In an attempt to provide more comprehensive experiences to residents, the FIRST Trial is currently investigating whether a relaxation of the recent duty hour restrictions will have a significant effect on patient outcomes (Bilimoria, 2014). Resident and program director perceptions and patient morbidity and mortality are the primary end points. The results from the FIRST Trial may have important implications for future resident training and may lead to more proficient graduating residents.

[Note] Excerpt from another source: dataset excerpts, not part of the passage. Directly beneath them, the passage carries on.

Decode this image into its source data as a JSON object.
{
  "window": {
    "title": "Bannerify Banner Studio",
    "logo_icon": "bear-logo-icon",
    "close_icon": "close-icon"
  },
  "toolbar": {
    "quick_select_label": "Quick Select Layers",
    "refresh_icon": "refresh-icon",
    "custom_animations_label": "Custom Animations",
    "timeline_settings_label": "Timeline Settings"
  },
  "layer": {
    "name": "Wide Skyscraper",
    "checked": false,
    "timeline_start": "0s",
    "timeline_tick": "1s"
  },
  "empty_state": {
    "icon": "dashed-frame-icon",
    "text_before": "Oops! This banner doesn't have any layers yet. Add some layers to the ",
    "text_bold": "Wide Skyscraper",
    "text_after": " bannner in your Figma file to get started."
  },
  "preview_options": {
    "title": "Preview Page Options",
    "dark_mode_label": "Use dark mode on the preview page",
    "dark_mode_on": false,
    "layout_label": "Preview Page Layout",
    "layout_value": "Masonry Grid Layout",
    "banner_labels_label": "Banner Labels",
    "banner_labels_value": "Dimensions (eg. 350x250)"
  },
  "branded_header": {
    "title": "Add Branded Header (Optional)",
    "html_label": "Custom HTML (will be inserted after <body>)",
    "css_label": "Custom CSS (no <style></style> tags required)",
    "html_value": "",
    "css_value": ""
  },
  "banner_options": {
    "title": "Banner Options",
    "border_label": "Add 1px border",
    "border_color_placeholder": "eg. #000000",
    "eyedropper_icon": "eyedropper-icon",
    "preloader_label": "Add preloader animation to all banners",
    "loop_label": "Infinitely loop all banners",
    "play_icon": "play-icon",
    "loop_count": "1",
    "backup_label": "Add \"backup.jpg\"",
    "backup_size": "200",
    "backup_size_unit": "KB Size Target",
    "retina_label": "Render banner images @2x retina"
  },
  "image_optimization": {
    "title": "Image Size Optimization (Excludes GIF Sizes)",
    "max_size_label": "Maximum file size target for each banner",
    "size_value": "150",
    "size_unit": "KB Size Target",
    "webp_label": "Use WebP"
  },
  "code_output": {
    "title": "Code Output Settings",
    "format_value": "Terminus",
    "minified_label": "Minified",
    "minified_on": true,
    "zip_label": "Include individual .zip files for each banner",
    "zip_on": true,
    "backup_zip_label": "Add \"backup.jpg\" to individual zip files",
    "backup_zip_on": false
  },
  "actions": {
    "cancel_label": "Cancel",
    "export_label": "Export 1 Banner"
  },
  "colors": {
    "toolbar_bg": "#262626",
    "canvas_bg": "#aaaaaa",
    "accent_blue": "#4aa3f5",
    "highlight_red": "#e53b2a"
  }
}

The strengths of our study include its use of a modified validated survey instrument, its comprehensive nature in assessing multiple domains of surgical training, and the 61% response rate of program directors. The weaknesses of this study are common to most survey-based study designs and include the lack of a comparison group, subjectivity of responses and comments, and recall bias. Additionally, the 60% of gynecologic oncologists who did not respond represents a substantial portion of experts whose opinions are not reflected in these results.
In conclusion, this study shows that many incoming fellows are perceived to be inadequately prepared for training in gynecologic oncology. These data should stimulate a further examination of the manner in which residents are surgically trained and can help identify areas of focus for future changes in the program structure. Such changes may be necessary to produce graduates who are capable of functioning effectively in the operating room, whether they choose to enter general practice or pursue advanced training in a gynecologic oncology fellowship program.
Conflict of interest
The authors declare that there are no conflicts of interest.